Virginia Gov. L. Douglas Wilder in the early 1990s appointed Richards to George Mason University’s board of visitors, where she served for six years. Richards prioritized academics during that stint, and cast the board’s deciding vote against offering a football program at Mason, the University of South Carolina article read.
Richards also was a past president of the Fairfax County Federation of Citizens Associations and the McLean Citizens Association (MCA). Current MCA president Robert Jackson said Richards evinced a strong interest in and commitment to McLean.

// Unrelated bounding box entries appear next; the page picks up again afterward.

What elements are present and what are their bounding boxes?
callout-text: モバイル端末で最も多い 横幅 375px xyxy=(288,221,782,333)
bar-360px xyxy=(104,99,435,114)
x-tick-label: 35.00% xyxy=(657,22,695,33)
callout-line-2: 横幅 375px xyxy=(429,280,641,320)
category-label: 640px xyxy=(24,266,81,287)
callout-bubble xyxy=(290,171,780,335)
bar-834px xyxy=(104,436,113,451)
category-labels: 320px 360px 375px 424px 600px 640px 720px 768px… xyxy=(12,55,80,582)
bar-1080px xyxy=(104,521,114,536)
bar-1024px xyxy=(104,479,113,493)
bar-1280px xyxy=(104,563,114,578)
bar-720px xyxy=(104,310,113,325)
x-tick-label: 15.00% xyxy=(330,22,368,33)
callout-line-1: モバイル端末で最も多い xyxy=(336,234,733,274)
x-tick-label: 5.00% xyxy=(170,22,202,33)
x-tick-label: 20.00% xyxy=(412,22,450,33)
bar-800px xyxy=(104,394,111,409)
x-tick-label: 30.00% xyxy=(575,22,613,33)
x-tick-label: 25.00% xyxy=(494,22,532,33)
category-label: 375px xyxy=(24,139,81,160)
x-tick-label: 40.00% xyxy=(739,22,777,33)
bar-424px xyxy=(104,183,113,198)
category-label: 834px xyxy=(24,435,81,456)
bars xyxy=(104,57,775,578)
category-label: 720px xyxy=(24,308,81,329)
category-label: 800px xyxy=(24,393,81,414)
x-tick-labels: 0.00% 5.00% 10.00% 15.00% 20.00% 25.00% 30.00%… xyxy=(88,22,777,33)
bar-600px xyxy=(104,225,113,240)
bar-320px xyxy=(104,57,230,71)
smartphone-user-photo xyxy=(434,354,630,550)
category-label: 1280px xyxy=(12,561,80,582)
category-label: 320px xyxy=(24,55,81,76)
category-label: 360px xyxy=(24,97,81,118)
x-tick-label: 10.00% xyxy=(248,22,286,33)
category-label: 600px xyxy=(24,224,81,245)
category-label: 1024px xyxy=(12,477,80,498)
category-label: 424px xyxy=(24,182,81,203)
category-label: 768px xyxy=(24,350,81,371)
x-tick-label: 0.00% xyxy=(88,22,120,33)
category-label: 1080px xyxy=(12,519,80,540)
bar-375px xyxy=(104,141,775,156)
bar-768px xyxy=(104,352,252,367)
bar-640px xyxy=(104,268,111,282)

“While our terms of service with the MCA did not overlap, during my first term as president, Lilla Richards would call me from time to time to make thoughtful suggestions,” Jackson said. “She also encouraged the MCA in its efforts to protect the interests of McLean residents during the re-planning of Tysons.”
Richards loved McLean and made many lasting contributions that improved the community’s quality of life, said Supervisor John Foust (D-Dranesville).

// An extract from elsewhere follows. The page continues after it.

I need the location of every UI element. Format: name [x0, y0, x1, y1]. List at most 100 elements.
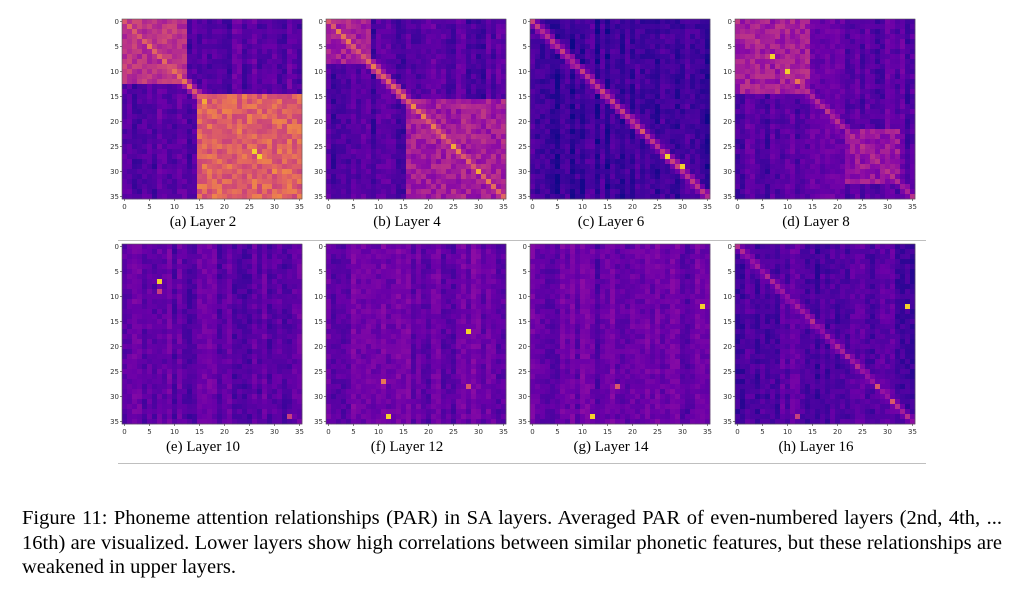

“She was an effective, no-nonsense leader who was always willing to take political risks to do what she believed was right,” Foust said. “No matter what Lilla did for our community, she did it competently, unselfishly and with passion.”
Richards helped found the McLean Citizens Foundation and aided the McLean Project for the Arts in finding a permanent home at the McLean Community Center. She also donated her archives in 2019 to the McLean History Portal, a virtual historical database offered by the Virginia Room at Fairfax Library.
Richards “was a land-use encyclopedia,” said McLean resident and historian Merrily Pierce, who formerly stored the former supervisor’s archives.
The Greater McLean Chamber of Commerce in 2016 presented Richards with its presented its Mary Kingman Pillar of McLean Award.
In her spare time, Richards enjoyed traveling and fishing, said her friend Jim Lawless.
“She seemed ladylike, but loved being out on an old boat in the Chesapeake Bay or in Cabo San Lucas or wherever she was, trying to catch the biggest fish she could,” Lawless said. “It gave her new energy. She was removed from everything else going on.”
Her husband, Stanley Richards, died in 2014. The couple had no children. Lilla Richards also was predeceased by her parents and two sisters, Charlotte and Emily McCutchen.
Richards will be buried at a later date at Pleasant Grove Church in McLean, which she helped preserve when she was a county supervisor.
“She was very forceful in getting injunctive support to save the church,” said Judith Mueller of McLean, who also has been active in those efforts.